After a long wait, the Department of Labor has announced it is ready to finalize its fiduciary duty rule as early as this week. Under this rule, brokers will be considered fiduciaries of their clients, meaning that they will be legally bound to act in their best interests. The proposed rule has been extremely controversial. At first blush, it’s difficult to see why. After all, its proponents argue, don’t you want your broker acting in your best interest?
But the reality is not so simple. There is a difference between a broker choosing to act in a client’s best interest and being legally obliged to do so. And the difference will likely mean that many investors, in particular low- and middle-income investors, will lose out.
Under existing rules, brokers are bound to a suitability standard. This means that if they offer you a product it must be suitable for your needs. If you’re an 80 year old retiree, a fund full of high-risk equities is probably not suitable for you. But as long as the products are suitable, a broker is free to recommend one fund over another, even if the broker’s reason for making the recommendation is that the recommended fund will provide a better commission, not because it’s a better investment for you.
Since many brokers already put their clients’ interests first, isn’t this just holding everyone to the practices of the best brokers?
No because the rule doesn’t simply change business practices; it changes how the law views brokers. A fiduciary duty standard is a very high duty of care. Lawyers, for example, owe a fiduciary duty to their clients, and board members owe a fiduciary duty to their corporations. There is a well-developed body of law that defines what qualifies as fulfilling a fiduciary duty and most brokers will likely seek out legal counsel for help in understanding what the law means, and how to ensure they are in compliance. Additionally, holding brokers to a fiduciary duty standard opens the door to litigation. If the broker deviates from how the law defines adherence to the fiduciary duty standard – or if an unhappy client simply believes that the broker has – the broker now faces the risk of a law suit.
More importantly, the rule will also change the way brokers earn their money. Most brokers currently made their money through commissions on trades, although they often provide advice and information to their clients as a perk. To continue using this type of structure under the new rules, brokerage firms would be required to complete and have clients sign new disclosures and paperwork. Many in the industry have indicated that compliance not be feasible and that they would opt not to continue to use commissions.
Changing this compensation structure is one of the implicit goals of the new rule. In early 2015, the White House issued a report finding that “conflicted advice” – advice from brokers who were paid through commissions – cost Americans $17 billion in lost retirement savings. Despite the fact that the analysis supporting this figure has been roundly criticized, it has served as a rallying point for support of the new rule. What supporters have not addressed, however, is the loss of services the new rule will likely cause, especially for low- and middle-income investors.
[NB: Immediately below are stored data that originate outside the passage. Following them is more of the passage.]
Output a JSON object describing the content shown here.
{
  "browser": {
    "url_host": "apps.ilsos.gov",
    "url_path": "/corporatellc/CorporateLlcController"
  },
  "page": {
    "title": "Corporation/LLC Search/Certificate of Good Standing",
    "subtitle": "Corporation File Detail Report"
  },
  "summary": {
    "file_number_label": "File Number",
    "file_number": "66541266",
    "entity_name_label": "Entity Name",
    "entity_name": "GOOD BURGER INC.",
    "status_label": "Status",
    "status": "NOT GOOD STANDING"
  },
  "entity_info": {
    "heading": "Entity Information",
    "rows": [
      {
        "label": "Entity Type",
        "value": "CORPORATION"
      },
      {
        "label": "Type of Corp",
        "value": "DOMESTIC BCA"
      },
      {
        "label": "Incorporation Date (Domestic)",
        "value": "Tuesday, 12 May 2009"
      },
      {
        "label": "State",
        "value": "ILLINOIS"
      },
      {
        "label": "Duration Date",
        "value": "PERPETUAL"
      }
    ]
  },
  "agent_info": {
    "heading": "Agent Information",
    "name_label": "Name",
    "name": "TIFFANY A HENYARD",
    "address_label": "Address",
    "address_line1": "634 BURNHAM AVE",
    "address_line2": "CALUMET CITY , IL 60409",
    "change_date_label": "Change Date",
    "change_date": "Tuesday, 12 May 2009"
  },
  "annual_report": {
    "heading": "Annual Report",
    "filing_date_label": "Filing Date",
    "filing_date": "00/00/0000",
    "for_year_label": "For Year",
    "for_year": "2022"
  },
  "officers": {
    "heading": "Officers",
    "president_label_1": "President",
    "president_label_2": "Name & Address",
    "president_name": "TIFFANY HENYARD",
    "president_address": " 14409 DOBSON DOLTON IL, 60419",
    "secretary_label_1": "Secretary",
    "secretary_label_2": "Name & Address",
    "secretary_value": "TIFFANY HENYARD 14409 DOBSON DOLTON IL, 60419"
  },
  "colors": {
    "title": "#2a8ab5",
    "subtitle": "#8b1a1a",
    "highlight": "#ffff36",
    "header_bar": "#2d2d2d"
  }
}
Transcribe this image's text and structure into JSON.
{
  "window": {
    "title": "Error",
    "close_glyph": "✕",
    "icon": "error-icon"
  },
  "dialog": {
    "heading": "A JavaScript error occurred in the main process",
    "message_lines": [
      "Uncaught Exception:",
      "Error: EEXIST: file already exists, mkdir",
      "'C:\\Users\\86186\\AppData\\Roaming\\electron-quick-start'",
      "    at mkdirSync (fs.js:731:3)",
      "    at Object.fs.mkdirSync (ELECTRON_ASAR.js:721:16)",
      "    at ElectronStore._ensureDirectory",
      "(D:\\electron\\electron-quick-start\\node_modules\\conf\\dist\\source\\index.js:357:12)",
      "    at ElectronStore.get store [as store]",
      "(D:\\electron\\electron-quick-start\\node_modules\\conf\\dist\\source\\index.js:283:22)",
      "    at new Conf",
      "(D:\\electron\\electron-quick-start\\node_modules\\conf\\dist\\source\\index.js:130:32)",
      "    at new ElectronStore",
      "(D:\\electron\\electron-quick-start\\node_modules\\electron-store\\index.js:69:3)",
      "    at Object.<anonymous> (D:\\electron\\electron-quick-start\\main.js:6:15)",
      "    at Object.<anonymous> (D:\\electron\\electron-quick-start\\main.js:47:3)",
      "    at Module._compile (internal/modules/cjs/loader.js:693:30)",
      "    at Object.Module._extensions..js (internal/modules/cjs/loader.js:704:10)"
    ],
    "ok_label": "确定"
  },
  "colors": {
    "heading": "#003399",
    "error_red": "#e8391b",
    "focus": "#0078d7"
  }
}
While average investors often rely on brokers who work for commissions, wealthy investors often use an investment advisor. Instead of earning fees for making trades, advisors earn a flat fee, typically a percent of assets under management (one percent is a common rate). These advisors often qualify as investment advisers under SEC rules and therefore are already held to a fiduciary duty standard. These advisers face higher compliance costs and litigation risks than brokers, and consequently tend to serve only the wealthy since the fee they earn is worth the cost. Such a fee structure is unlikely to work for lower net-worth investors, however. The work involved in managing a portfolio is not much more for a $1 million investment than for a $30,000 investment. Therefore it is rarely cost-effective for an adviser to take on a client with only $30,000 to invest (which is itself well above average).
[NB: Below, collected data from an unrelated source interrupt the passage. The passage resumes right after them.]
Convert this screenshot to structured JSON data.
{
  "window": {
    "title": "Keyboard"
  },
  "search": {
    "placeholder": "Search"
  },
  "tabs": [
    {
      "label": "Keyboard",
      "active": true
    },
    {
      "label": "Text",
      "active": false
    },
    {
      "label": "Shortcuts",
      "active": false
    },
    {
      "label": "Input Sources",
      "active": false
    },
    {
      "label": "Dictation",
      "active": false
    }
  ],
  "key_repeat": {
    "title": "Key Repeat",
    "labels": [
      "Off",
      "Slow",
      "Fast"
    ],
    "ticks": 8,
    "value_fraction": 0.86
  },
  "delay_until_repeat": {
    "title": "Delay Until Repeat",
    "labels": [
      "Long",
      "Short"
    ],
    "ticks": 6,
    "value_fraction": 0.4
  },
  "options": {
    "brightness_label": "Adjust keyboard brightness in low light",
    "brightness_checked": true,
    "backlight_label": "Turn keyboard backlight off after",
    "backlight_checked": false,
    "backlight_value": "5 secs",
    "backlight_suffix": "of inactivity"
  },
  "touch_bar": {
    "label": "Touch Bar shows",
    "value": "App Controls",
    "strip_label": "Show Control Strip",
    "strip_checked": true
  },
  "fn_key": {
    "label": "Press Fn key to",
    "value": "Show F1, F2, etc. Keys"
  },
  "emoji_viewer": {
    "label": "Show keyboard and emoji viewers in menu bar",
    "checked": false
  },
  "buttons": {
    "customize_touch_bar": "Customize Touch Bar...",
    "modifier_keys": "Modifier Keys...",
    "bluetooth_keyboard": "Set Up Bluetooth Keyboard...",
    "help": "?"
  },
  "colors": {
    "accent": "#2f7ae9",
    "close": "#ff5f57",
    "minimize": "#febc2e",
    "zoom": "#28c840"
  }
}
Under the new rule, brokers will have no cost-effective way to provide advice to less wealthy investors. The compliance costs for continuing to use commissions will likely be too expensive, and using a flat fee is inefficient for smaller investments. Many members of congress from both parties have expressed concern about the impact of the rule on their constituents.
There is an alternative to broker-provided advice, but many Americans may find it to be a poor substitute. Many firms have begun using computer algorithms to make investment recommendations. This algorithms, dubbed “robo-advisors,” use accepted portfolio theory to create appropriate diversification and allocation for investors. While the investments recommended by the algorithms may not differ from those provided by human brokers, some investors may nonetheless prefer to talk with a real person. Older Americans in particular may be uncomfortable having a computer make their investment decisions and may prefer the familiarity of speaking with a broker, especially one they may know personally.
None of this is to say that there are not problems with the current system. Some reports suggest that investors may believe erroneously that anyone who gives them investment advice is already held to a fiduciary duty standard. The solution, however, is not to implement a new rule that will leave them with reduced access to advice, but simply to provide better information about brokers compensation structures. The concept of commissions and sales is one that permeates many transactions Americans conduct every day. From buying a car to buying shoes to choosing a new computer, Americans frequently interact with salespeople, gleaning information from them while retaining proper skepticism given the fact that the salespeople work for commissions. If any new regulation is needed, a simple disclosure rule, requiring brokers to explain their compensation structure to investors, would go a long way toward solving the problem without reducing average Americans’ options when it comes to receiving needed investment advice.